The Great Big Book of Families by Mary Hoffman

Last week my 7-year-old, Harry, asked me if men could marry men. Actually, that's not true. He first told me that men couldn't kiss men and when I told him that was wrong, he asked if they could get married. Realising it was time he learned that all families aren't like our family, I bought a copy of The Great Big Book of Families (it was recommended by a friend).

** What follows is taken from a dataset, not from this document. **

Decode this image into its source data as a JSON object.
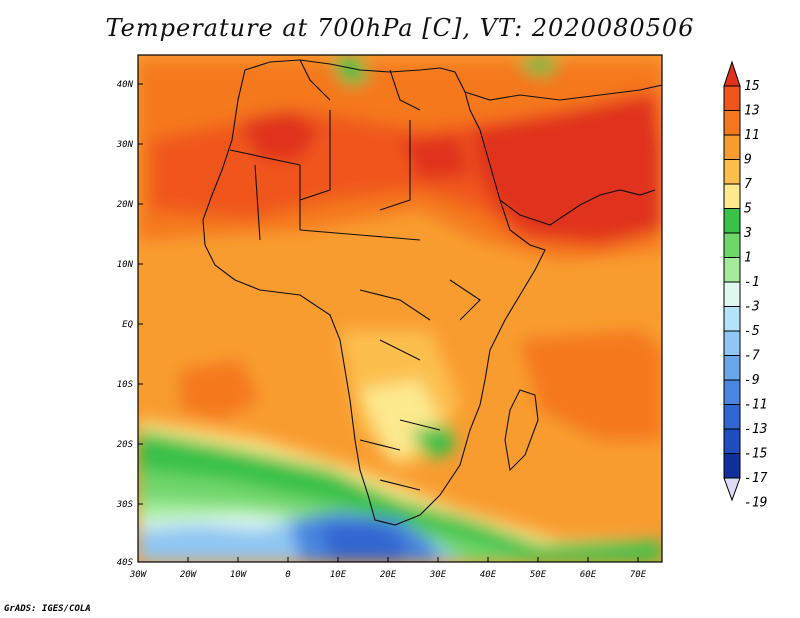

It's a lovely book, but not quite as detailed as I was expecting it to be, so it worked as an introduction for the 2-year-old as well as for Harry. The book begins by explaining that 'Once upon a time most families in books looked like this..." with an illustration of a family with "one daddy, one mummy, one little boy, one little girl, one dog and one cat" and then goes on to explain that "in real life, families come in all sorts of shapes and sizes."

Included in the book are children who live with just their daddy or just their mummy, some who have two mummies or daddies, some who are adopted or fostered, some who live with grandparents. We then go on to look at extended families and how families can be big or small, different homes, hobbies, types of schooling and employment, different kinds of food, holidays, clothes and pets, different celebrations and feelings. All are accompanied by Roz Asquith's joyful illustrations, but each only has two pages so it is a very basic overview.

It's interesting and sweet and there's enough detail in the drawings to merit rereading with the 2-year-old, but probably not with Harry. I need to find more books featuring "alternative" families and perhaps aimed at the 6-9 age range. Anyone know of any?